If, in the last two years, the emergence of Generative Artificial Intelligence has served as a glimpse of the potential of this technology – and, we must agree – had a reasonable impact in areas such as customer service, in 2025 we should witness the development of "agentic AIs", that promise to substantially transform the landscape of technology. Alongside the ever-increasing expansion of AI models to an even wider range of companies and niches, the fact is that, today, no company can ignore the potential application of AI in innovation or operations.
Unlike traditional AIs, that require constant human supervision, agent-based AIs are designed to operate independently, performing complex tasks without direct human intervention. This advancement is made possible by deep learning algorithms that allow systems to understand and process large volumes of data in real time, quickly adapting to new information and contexts
Furthermore, agent-based AI systems use large amounts of data from various sources to analyze challenges independently, develop strategies and execute complex and sequential tasks. The potential application of this type of AI is enormous, starting with customer service, going through the processing of any type of information or processes of the company, and also for cybersecurity, where it is possible to automate tasks that today require human intervention, how to analyze and fix vulnerabilities in systems, for example.

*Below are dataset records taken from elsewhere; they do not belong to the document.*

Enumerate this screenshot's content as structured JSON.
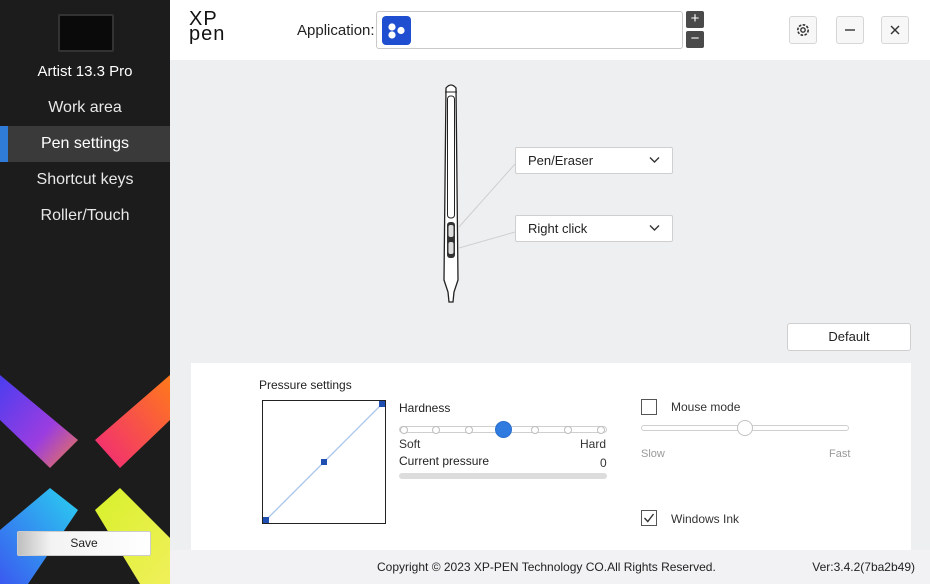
{
  "sidebar": {
    "device_name": "Artist 13.3 Pro",
    "items": [
      {
        "label": "Work area",
        "active": false
      },
      {
        "label": "Pen settings",
        "active": true
      },
      {
        "label": "Shortcut keys",
        "active": false
      },
      {
        "label": "Roller/Touch",
        "active": false
      }
    ],
    "save_label": "Save"
  },
  "header": {
    "logo_top": "XP",
    "logo_bottom": "pen",
    "application_label": "Application:",
    "add_label": "+",
    "remove_label": "−",
    "icons": [
      "gear-icon",
      "minimize-icon",
      "close-icon"
    ]
  },
  "pen": {
    "upper_button": "Pen/Eraser",
    "lower_button": "Right click",
    "default_label": "Default"
  },
  "pressure": {
    "title": "Pressure settings",
    "hardness_label": "Hardness",
    "hardness_level": 0.5,
    "soft_label": "Soft",
    "hard_label": "Hard",
    "current_pressure_label": "Current pressure",
    "current_pressure_value": "0",
    "current_pressure_fraction": 0
  },
  "mouse_mode": {
    "label": "Mouse mode",
    "checked": false,
    "slow_label": "Slow",
    "fast_label": "Fast",
    "speed_level": 0.5
  },
  "windows_ink": {
    "label": "Windows Ink",
    "checked": true
  },
  "footer": {
    "copyright": "Copyright © 2023  XP-PEN Technology CO.All Rights Reserved.",
    "version": "Ver:3.4.2(7ba2b49)"
  },
  "colors": {
    "accent": "#2f7be0",
    "sidebar_bg": "#1c1c1c",
    "main_bg": "#eeeff1"
  }
}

In Brazil, the adoption of agentic AI is still in the early stages. Some sectors are already testing the new model, and according to a survey conducted by the Institute of Applied Economic Research (IPEA), by 2025, about 40% of large Brazilian companies plan to integrate agent-based AI systems into their operations
Impact of agentic AI
The potential impact of agentic AI is enormous. Banks and financial institutions could reduce fraud incidence by up to 50% with technology, according to the Brazilian Federation of Banks (FEBRABAN).
The health sector will also be able to apply the new technology. The Brazilian Medical Association (AMB) highlights that agentic AI has the potential to reduce medical errors by up to 30%, since technology is capable of analyzing medical records, test results and health history of patients to propose more accurate diagnoses. In the industry, intelligent automation will be driven by agentic AI, that allows the operation of machines and processes autonomously.

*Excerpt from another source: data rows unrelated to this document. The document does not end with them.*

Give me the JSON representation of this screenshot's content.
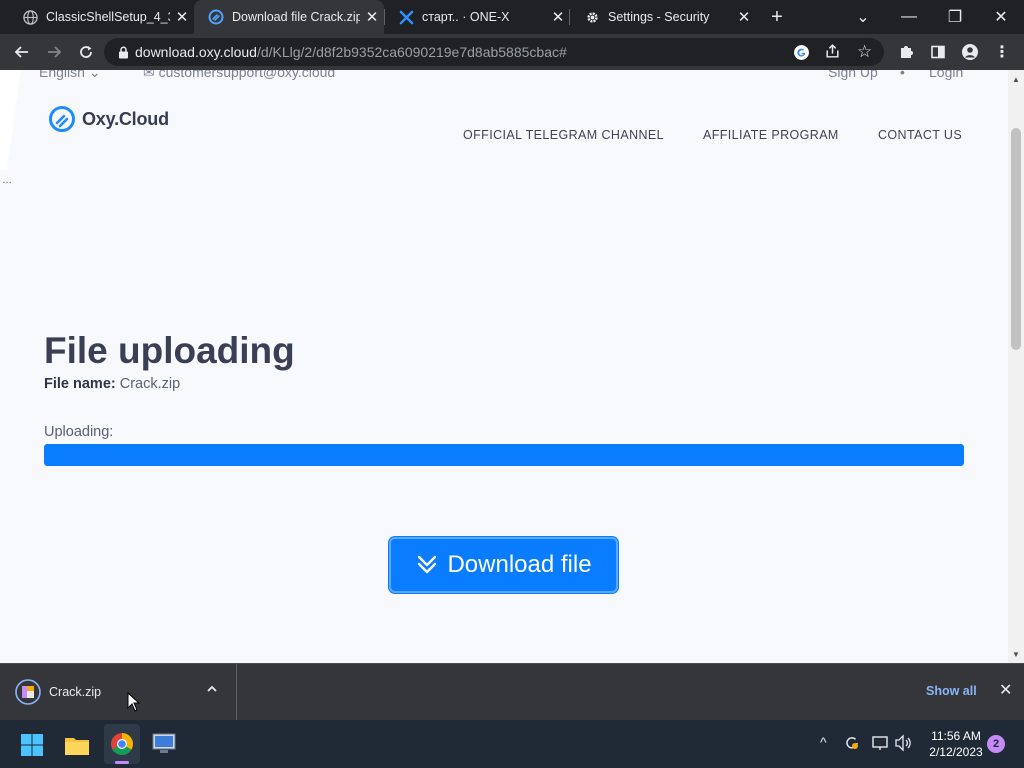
{
  "browser": {
    "tabs": [
      {
        "title": "ClassicShellSetup_4_3_",
        "icon": "globe-icon",
        "active": false
      },
      {
        "title": "Download file Crack.zip",
        "icon": "oxycloud-icon",
        "active": true
      },
      {
        "title": "старт.. · ONE-X",
        "icon": "onex-icon",
        "active": false
      },
      {
        "title": "Settings - Security",
        "icon": "gear-icon",
        "active": false
      }
    ],
    "url_host": "download.oxy.cloud",
    "url_path": "/d/KLlg/2/d8f2b9352ca6090219e7d8ab5885cbac#"
  },
  "page": {
    "top_language": "English",
    "top_email": "customersupport@oxy.cloud",
    "top_signup": "Sign Up",
    "top_login": "Login",
    "logo": "Oxy.Cloud",
    "nav": {
      "telegram": "OFFICIAL TELEGRAM CHANNEL",
      "affiliate": "AFFILIATE PROGRAM",
      "contact": "CONTACT US"
    },
    "title": "File uploading",
    "file_name_label": "File name:",
    "file_name": "Crack.zip",
    "uploading_label": "Uploading:",
    "upload_progress": 1.0,
    "download_button": "Download file",
    "accent_color": "#0a7cff"
  },
  "download_shelf": {
    "file": "Crack.zip",
    "show_all": "Show all"
  },
  "taskbar": {
    "time": "11:56 AM",
    "date": "2/12/2023",
    "notifications": "2"
  }
}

Expansion of generative AI to the productive environment
Even with the spread of the use of generative AI, its impact has still been low in the productive environment, with more intense use in some niches, as image and video creation. According to Gartner, the adoption of this AI model is expected to increase in the productive environment by 2026 – reaching adoption by up to 80% of companies.
In Brazil, the adoption of generative AI tools by companies is growing, as organizations recognize the value of these technologies in process optimization and innovation. Companies from various sectors, including advertising, media, and design, have been using generative AI to create personalized content and more effective campaigns.
Furthermore, large corporations are beginning to integrate generative AI into their daily operations to enhance data analysis, the automation of repetitive tasks and the forecasting of market trends. The adoption of these tools can transform the way Brazilian companies operate, increasing efficiency and competitiveness in the global market
AI will become increasingly humanized
The launch of ChatGPT-5 is expected to happen in the coming months, and one of the most anticipated features of this new version is the enhanced ability of the tool to maintain natural conversations. This means that the chatbot will be able to follow the flow of a conversation, understand the context and the hidden meaning, and even respond "emotionally"
Furthermore, specialists have suggested that GPT-5 will have reasoning abilities similar to those of humans, being able to understand the context of a conversation in a more comprehensive way
2025: the year of small AI models
When AI emerged, the learning models known as LLMs – Large Language Models have been massively adopted for popular tools to emerge in the market. These models are trained on large amounts of data – however, this information is more superficial.
Small models are cheaper to build and operate and are more easily adapted to specialized applications. Instead of trying to do everything, small models are customized to perform a more limited set of everyday tasks for a specific business need
LLMs have billions of parameters and require massive amounts of data and computational power to train and run. Small models, on the other hand, can be effectively trained with less data and require much less computational power, therefore, energy) to execute
In summary, these changes promise to transform various sectors and bring significant innovations to the daily lives of people and businesses. The advancement of AI, both in terms of accessibility and sophistication, will further democratize access to advanced technologies, paving the way for a future in which technology will be deeply integrated into all aspects of society.
With the proliferation of smaller and more specialized AI models, it is expected that personalization and efficiency will reach new heights, providing solutions increasingly aligned with the specific needs of each sector. Therefore, the year 2025 promises to be, without a doubt, a year of great revolutions for AI.